Williams proposes a merger exchange ratio of 0.85 Access Midstream Partners units for each Williams Partners unit. For its part, Access Midstream's management released a statement saying it would review the proposal and do what was in the best interest of its unitholders. Both companies' stocks have fallen in the last few days, suggesting unhappy investors.
Creating a shale giant
Williams and Williams Partners were already creating a large shale infrastructure player with several large-scale projects to expand the transport of natural gas from the Marcellus Shale to both the Atlantic coast and back to the Gulf Coast. The deal with Access Midstream Partners will further expand access to gathering and transporting natural gas in the fast-growing shale plays.
Williams forecasts that distributions for the merged MLP will vastly exceed the previous Access Midstream guidance for 2015 and will come in substantially above 2014 levels. An interesting part of the deal is that due to the proposed combination of Williams Partners and Access Midstream, Williams Partners unitholders would actually have a lower expected cash distribution in 2015. The combined entity would have up to $5 billion in adjusted EBITDA in 2014, with roughly 73.5% of the total EBITDA attributable to Williams Partners.

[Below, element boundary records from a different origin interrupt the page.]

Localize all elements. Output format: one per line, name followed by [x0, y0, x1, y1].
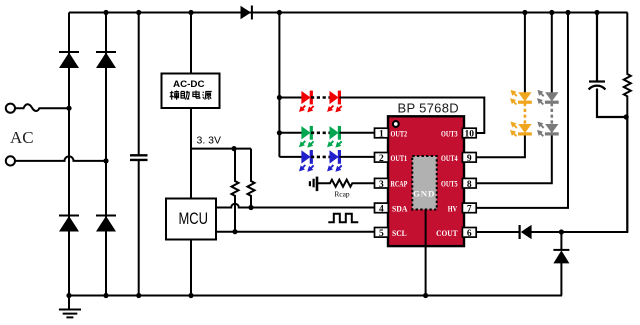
- svg-text:AC-DC: AC-DC: [173, 79, 205, 89]
- wire SCL line: [216, 231, 375, 233]
- pin 6 box: [462, 228, 476, 240]
- node top rail junction bridge-right: [103, 10, 108, 15]
- LED string gray (vertical): [538, 13, 559, 137]
- diode D3 bridge bottom-left: [59, 215, 79, 232]
- LED green 1: [300, 126, 314, 146]
- wire red string to pin10 OUT3: [340, 98, 485, 134]
- pin 4 box: [375, 203, 389, 215]
- svg-text:8: 8: [467, 180, 472, 190]
- wire pin6 COUT: [476, 117, 627, 232]
- ground: [59, 296, 81, 318]
- LED gray n: [538, 122, 559, 136]
- diode D7: [553, 232, 569, 296]
- LED red n: [328, 91, 342, 112]
- svg-text:7: 7: [467, 205, 472, 215]
- bottom rail (ground net): [69, 295, 562, 297]
- resistor R3 output: [624, 13, 631, 233]
- top rail: [69, 12, 628, 14]
- LED gray 1: [538, 91, 559, 105]
- wire bridge right column: [105, 13, 107, 296]
- diode D6: [519, 225, 532, 239]
- node COUT junction D7: [559, 229, 564, 234]
- node top rail junction AC-DC: [188, 10, 193, 15]
- svg-text:OUT3: OUT3: [441, 130, 458, 139]
- wire green string to pin1 OUT2: [340, 132, 375, 134]
- LED string green (row): [279, 126, 374, 146]
- wire red string feed: [279, 97, 302, 99]
- node bottom rail junction ground: [66, 293, 71, 298]
- svg-text:HV: HV: [448, 204, 457, 213]
- node top rail junction gray string: [549, 10, 554, 15]
- resistor Rcap: [318, 180, 375, 187]
- wire pin9 to yellow string: [476, 134, 525, 157]
- LED yellow 1: [511, 91, 532, 105]
- wire AC-DC column: [190, 13, 192, 296]
- diode D2 bridge top-right: [96, 51, 116, 68]
- resistor R1 pullup SCL: [232, 149, 239, 232]
- diode D1 bridge top-left: [59, 51, 79, 68]
- wire dashed blue series: [311, 156, 330, 159]
- pin 7 box: [462, 203, 476, 215]
- svg-text:1: 1: [379, 130, 384, 140]
- resistor R2 pullup SDA: [248, 149, 255, 208]
- pin1 marker dot: [393, 121, 399, 127]
- AC terminal top: [6, 104, 69, 113]
- LED string blue (row): [279, 151, 374, 172]
- wire dashed yellow series: [524, 103, 527, 124]
- LED green n: [328, 126, 342, 146]
- LED blue 1: [300, 151, 314, 172]
- node 3.3V junction R1: [231, 146, 236, 151]
- wire pin8 to gray string: [476, 134, 552, 183]
- wire dashed green series: [311, 132, 330, 135]
- svg-text:5: 5: [379, 229, 384, 239]
- ground (sideways, Rcap): [310, 177, 317, 192]
- node bottom rail junction MCU: [188, 293, 193, 298]
- wire blue string feed: [279, 156, 302, 158]
- wire 3.3V line: [191, 148, 251, 150]
- pin 8 box: [462, 178, 476, 190]
- svg-text:3: 3: [379, 180, 384, 190]
- svg-text:GND: GND: [413, 189, 435, 199]
- svg-text:10: 10: [465, 130, 475, 140]
- svg-text:SCL: SCL: [392, 229, 407, 238]
- aux supply CJK label 辅助电源 (drawn): [170, 91, 212, 100]
- square wave symbol: [328, 214, 358, 223]
- node bottom rail junction bulk cap: [136, 293, 141, 298]
- pin 3 box: [375, 178, 389, 190]
- LED blue n: [328, 151, 342, 172]
- node top rail junction HV: [565, 10, 570, 15]
- LED red 1: [300, 91, 314, 112]
- pin 1 box: [375, 128, 389, 140]
- node green string junction: [277, 130, 282, 135]
- svg-text:AC: AC: [10, 128, 34, 147]
- diode D4 bridge bottom-right: [96, 215, 116, 232]
- capacitor C2 output: [589, 13, 627, 118]
- svg-text:OUT5: OUT5: [441, 180, 458, 189]
- node C2-R3 junction: [624, 114, 629, 119]
- LED string yellow (vertical): [511, 13, 532, 137]
- svg-text:3. 3V: 3. 3V: [197, 135, 222, 147]
- diode D5 top rail: [241, 6, 253, 20]
- wire pin7 HV to rail: [476, 13, 568, 208]
- node bottom rail junction bridge-right: [103, 293, 108, 298]
- wire bulk cap column: [138, 13, 140, 296]
- node SDA junction R2: [248, 205, 253, 210]
- wire green string feed: [279, 132, 302, 134]
- pin 10 box: [462, 128, 476, 140]
- MCU box: [166, 199, 216, 240]
- wire dashed red series: [311, 96, 330, 99]
- wire SDA line: [216, 204, 375, 208]
- svg-text:9: 9: [467, 154, 472, 164]
- pin 2 box: [375, 153, 389, 165]
- svg-text:OUT2: OUT2: [391, 130, 408, 139]
- LED string red (row): [279, 91, 484, 133]
- node SCL junction R1: [232, 229, 237, 234]
- svg-text:6: 6: [467, 229, 472, 239]
- svg-text:MCU: MCU: [178, 209, 208, 228]
- svg-text:BP 5768D: BP 5768D: [398, 101, 459, 116]
- wire blue string to pin2 OUT1: [340, 156, 375, 158]
- node AC neutral junction: [103, 158, 108, 163]
- node top rail junction LED feed: [277, 10, 282, 15]
- node AC live junction: [66, 106, 71, 111]
- wire gray string from rail: [551, 13, 553, 93]
- node bottom rail junction chip GND: [423, 293, 428, 298]
- wire yellow string from rail: [524, 13, 526, 93]
- svg-text:4: 4: [379, 205, 384, 215]
- node top rail junction yellow string: [522, 10, 527, 15]
- pin 5 box: [375, 228, 389, 240]
- wire dashed gray series: [550, 103, 553, 124]
- GND pad: [412, 156, 436, 210]
- node top rail junction bulk cap: [136, 10, 141, 15]
- pin 9 box: [462, 153, 476, 165]
- op chip BP5768D body: [388, 116, 464, 246]
- wire GND down: [425, 209, 427, 296]
- capacitor C1: [130, 155, 148, 160]
- node red string junction: [277, 95, 282, 100]
- svg-text:Rcap: Rcap: [334, 190, 349, 199]
- LED yellow n: [511, 122, 532, 136]
- node top rail junction C2: [594, 10, 599, 15]
- svg-text:OUT4: OUT4: [441, 154, 458, 163]
- svg-text:SDA: SDA: [392, 204, 407, 213]
- svg-text:COUT: COUT: [436, 229, 458, 238]
- wire bridge left column: [68, 13, 70, 296]
- svg-text:2: 2: [379, 154, 384, 164]
- wire LED feed column: [278, 13, 280, 157]
- AC-DC aux supply box: [162, 74, 220, 109]
- svg-text:RCAP: RCAP: [391, 180, 408, 189]
- AC terminal bottom: [6, 156, 106, 165]
- svg-text:OUT1: OUT1: [391, 154, 408, 163]
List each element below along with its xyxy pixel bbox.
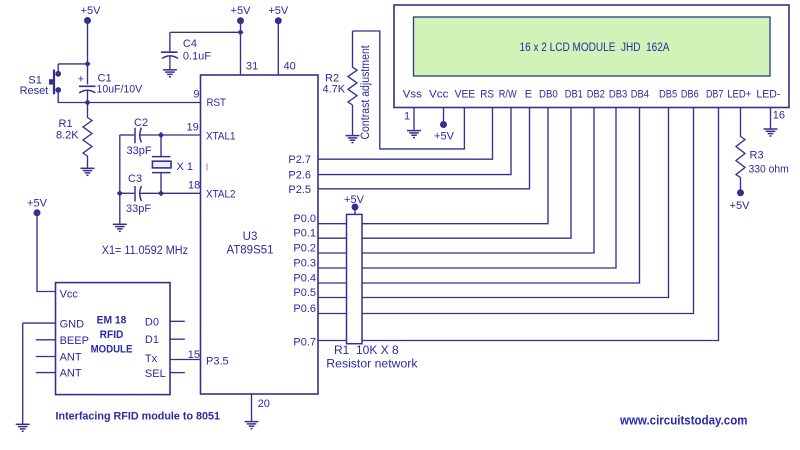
svg-text:EM 18: EM 18	[97, 315, 127, 327]
svg-text:P2.6: P2.6	[288, 170, 311, 182]
wire crystal bottom lead	[160, 173, 162, 193]
wire P0.4 to LCD DB4	[318, 108, 640, 284]
svg-text:31: 31	[246, 61, 258, 73]
+5V supply pin 31	[231, 5, 252, 24]
wire R2 top lead	[352, 31, 354, 68]
wire C4 to +5V rail	[170, 31, 240, 33]
svg-text:4.7K: 4.7K	[323, 84, 346, 96]
wire to S1 top	[58, 63, 87, 65]
svg-text:16 x 2 LCD MODULE JHD 162A: 16 x 2 LCD MODULE JHD 162A	[520, 42, 670, 54]
svg-text:18: 18	[188, 180, 200, 192]
wire S1 top lead	[57, 64, 59, 71]
wire ANT1 stub	[36, 356, 56, 358]
+5V supply resistor network	[344, 194, 365, 211]
svg-text:Interfacing RFID module to 805: Interfacing RFID module to 8051	[56, 411, 221, 423]
wire R2 to ground	[352, 105, 354, 136]
capacitor C1	[78, 74, 96, 93]
wire crystal top lead	[160, 135, 162, 156]
svg-text:LED+: LED+	[727, 89, 751, 101]
svg-text:+5V: +5V	[434, 131, 455, 143]
svg-text:SEL: SEL	[145, 368, 166, 380]
resistor network R1 10K x 8 box	[347, 214, 363, 343]
svg-text:Reset: Reset	[20, 85, 49, 97]
junction C3 left	[117, 190, 123, 196]
junction RST node	[84, 99, 90, 105]
wire GND lead	[23, 322, 56, 324]
svg-text:P0.0: P0.0	[293, 213, 316, 225]
LCD module box	[394, 5, 789, 108]
RFID module EM-18 box	[56, 283, 171, 395]
svg-text:XTAL1: XTAL1	[206, 131, 236, 143]
ground C4	[163, 70, 177, 77]
svg-text:Tx: Tx	[145, 353, 158, 365]
svg-text:DB7: DB7	[706, 89, 724, 101]
junction C4 tap	[237, 29, 243, 35]
svg-text:P0.5: P0.5	[293, 287, 316, 299]
switch S1 pushbutton	[49, 70, 61, 95]
wire ANT2 stub	[36, 372, 56, 374]
svg-text:Vcc: Vcc	[429, 89, 449, 101]
svg-text:33pF: 33pF	[126, 203, 151, 215]
wire P2.7 to LCD RS	[318, 108, 493, 160]
svg-text:DB2: DB2	[587, 89, 605, 101]
svg-text:www.circuitstoday.com: www.circuitstoday.com	[619, 414, 747, 428]
wire P0.7 to LCD DB7	[318, 108, 719, 341]
svg-text:R1 10K X 8: R1 10K X 8	[334, 345, 399, 357]
wire +5V to U3 pin 40	[277, 21, 279, 75]
wire D1 stub	[170, 338, 185, 340]
wire Vss to ground	[413, 108, 415, 131]
svg-text:C3: C3	[128, 173, 142, 185]
svg-text:15: 15	[188, 349, 200, 361]
wire C1 bottom to R1	[87, 90, 89, 118]
svg-text:1: 1	[404, 111, 410, 123]
svg-text:P0.4: P0.4	[293, 273, 316, 285]
svg-text:9: 9	[193, 89, 199, 101]
resistor R1	[83, 118, 92, 157]
wire S1 bottom to node	[58, 93, 87, 103]
wire U3 pin 20 to ground	[251, 394, 253, 422]
ground U3 pin 20	[245, 422, 259, 429]
wire +5V to RFID Vcc	[37, 213, 56, 292]
svg-text:DB4: DB4	[631, 89, 649, 101]
junction XTAL2 to crystal	[158, 190, 164, 196]
svg-text:RST: RST	[207, 97, 227, 109]
svg-text:P2.7: P2.7	[288, 154, 311, 166]
svg-text:D0: D0	[145, 317, 159, 329]
svg-text:P2.5: P2.5	[288, 184, 311, 196]
svg-text:Contrast adjustment: Contrast adjustment	[360, 45, 372, 140]
svg-text:R1: R1	[59, 118, 73, 130]
resistor R3	[736, 137, 745, 178]
svg-text:+5V: +5V	[730, 200, 751, 212]
junction switch top tap	[84, 61, 90, 67]
svg-text:R/W: R/W	[499, 89, 517, 101]
resistor R2	[348, 67, 357, 105]
wire BEEP stub	[36, 339, 56, 341]
capacitor C4	[161, 52, 178, 58]
svg-text:DB6: DB6	[681, 89, 699, 101]
LCD display green area	[414, 17, 771, 76]
svg-text:0.1uF: 0.1uF	[183, 51, 211, 63]
svg-text:P3.5: P3.5	[206, 356, 229, 368]
svg-text:RS: RS	[480, 89, 494, 101]
ground reset	[81, 168, 95, 175]
wire SEL stub	[170, 372, 185, 374]
svg-text:DB5: DB5	[659, 89, 677, 101]
ground RFID GND	[16, 424, 30, 431]
svg-text:GND: GND	[60, 319, 85, 331]
svg-text:X1= 11.0592 MHz: X1= 11.0592 MHz	[102, 245, 188, 257]
svg-text:DB1: DB1	[565, 89, 583, 101]
wire +5V to U3 pin 31	[240, 21, 242, 75]
svg-text:ANT: ANT	[60, 352, 82, 364]
ground LCD Vss	[407, 131, 421, 138]
ground LCD LED-	[764, 129, 778, 136]
ground R2	[346, 136, 360, 143]
wire R1 to ground	[87, 156, 89, 168]
wire XTAL2 net to U3 pin 18	[140, 192, 201, 194]
wire +5V to C1 top	[87, 21, 89, 85]
svg-text:XTAL2: XTAL2	[206, 189, 236, 201]
svg-text:19: 19	[187, 122, 199, 134]
svg-text:X 1: X 1	[177, 161, 194, 173]
ground crystal caps	[113, 224, 127, 231]
svg-text:P0.1: P0.1	[293, 228, 316, 240]
svg-text:DB0: DB0	[539, 89, 558, 101]
wire VEE to R2 contrast	[353, 31, 465, 149]
svg-text:40: 40	[284, 61, 296, 73]
wire Vcc to +5V	[443, 108, 445, 125]
svg-text:+5V: +5V	[268, 5, 289, 17]
svg-text:Resistor network: Resistor network	[326, 359, 417, 371]
svg-text:330 ohm: 330 ohm	[749, 163, 789, 175]
artifact red tick	[206, 164, 208, 171]
wire C2 left lead	[120, 134, 134, 136]
svg-text:C4: C4	[183, 38, 197, 50]
svg-text:+5V: +5V	[81, 5, 102, 17]
wire C4 to ground	[169, 56, 171, 71]
+5V supply LCD Vcc	[434, 121, 455, 143]
wire C3 left lead	[120, 192, 134, 194]
svg-text:33pF: 33pF	[127, 145, 152, 157]
wire GND down	[22, 323, 24, 424]
svg-text:+: +	[78, 74, 84, 86]
wire P2.5 to LCD E	[318, 108, 530, 189]
+5V supply reset net	[81, 5, 102, 24]
junction XTAL1 to crystal	[158, 132, 164, 138]
wire XTAL1 net to U3 pin 19	[140, 134, 201, 136]
svg-text:P0.6: P0.6	[293, 303, 316, 315]
+5V supply pin 40	[268, 5, 289, 24]
wire LED+ to R3	[740, 108, 742, 138]
wire P0.1 to LCD DB1	[318, 108, 571, 239]
svg-text:P0.7: P0.7	[293, 337, 316, 349]
wire caps common to ground	[119, 135, 121, 224]
capacitor C3	[135, 186, 141, 202]
+5V supply RFID	[27, 197, 48, 216]
svg-text:C2: C2	[134, 117, 148, 129]
wire P2.6 to LCD R/W	[318, 108, 511, 175]
svg-text:10uF/10V: 10uF/10V	[97, 84, 143, 96]
wire P0.6 to LCD DB6	[318, 108, 694, 314]
capacitor C2	[135, 128, 141, 144]
svg-text:R2: R2	[325, 72, 339, 84]
svg-text:8.2K: 8.2K	[56, 130, 79, 142]
wire D0 stub	[170, 320, 185, 322]
svg-text:Vcc: Vcc	[60, 289, 79, 301]
wire Tx to U3 P3.5	[170, 359, 201, 361]
wire R3 bottom lead	[740, 178, 742, 193]
wire P0.5 to LCD DB5	[318, 108, 669, 298]
svg-text:LED-: LED-	[756, 89, 780, 101]
svg-text:P0.3: P0.3	[293, 258, 316, 270]
svg-text:D1: D1	[145, 334, 159, 346]
svg-text:DB3: DB3	[609, 89, 627, 101]
wire P0.3 to LCD DB3	[318, 108, 616, 269]
svg-text:AT89S51: AT89S51	[226, 245, 273, 257]
svg-text:VEE: VEE	[455, 89, 476, 101]
svg-text:ANT: ANT	[60, 368, 82, 380]
svg-text:U3: U3	[243, 231, 258, 243]
svg-text:MODULE: MODULE	[91, 344, 133, 356]
svg-text:16: 16	[773, 110, 785, 122]
svg-text:20: 20	[258, 398, 270, 410]
svg-text:E: E	[525, 89, 532, 101]
wire P0.2 to LCD DB2	[318, 108, 594, 254]
svg-text:RFID: RFID	[100, 329, 124, 341]
crystal X1	[152, 157, 171, 173]
wire +5V to network	[354, 207, 356, 215]
svg-text:Vss: Vss	[403, 89, 423, 101]
wire RST net to U3 pin 9	[88, 102, 201, 104]
svg-text:R3: R3	[750, 149, 764, 161]
+5V supply R3	[730, 189, 751, 212]
svg-text:+5V: +5V	[231, 5, 252, 17]
svg-text:+5V: +5V	[27, 197, 48, 209]
op-amp U3 AT89S51 microcontroller box	[201, 75, 319, 394]
wire LED- to ground	[770, 108, 772, 130]
wire C4 top lead	[169, 32, 171, 51]
svg-text:BEEP: BEEP	[60, 335, 89, 347]
wire P0.0 to LCD DB0	[318, 108, 548, 224]
svg-text:P0.2: P0.2	[293, 243, 316, 255]
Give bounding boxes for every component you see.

The weakness in Access Midstream Partners' stock, especially compared to the nearly 25% gain of Williams, is suggestive that the market thinks that Williams is getting the better end of the deal. Clearly, the market has concerns about the increased distributions for Access Midstream Partners, probably centering more on whether the long-term growth is somewhat diluted by joining with the much larger Williams Partners. Williams also lowered forecasts for the year due to delays in getting the Geismar facility back into service along with higher construction costs and concerns about insurance payments.
With the quick sell of 55.1 million shares and the allotment for another 7.95 million shares, Williams is not a company worth rushing into at this level. The proposed merger of Access Midstream Partners and Williams Partners doesn't appear a certainty at the current valuation with neither investor group overly excited about the prospects based on the companies' stock reactions.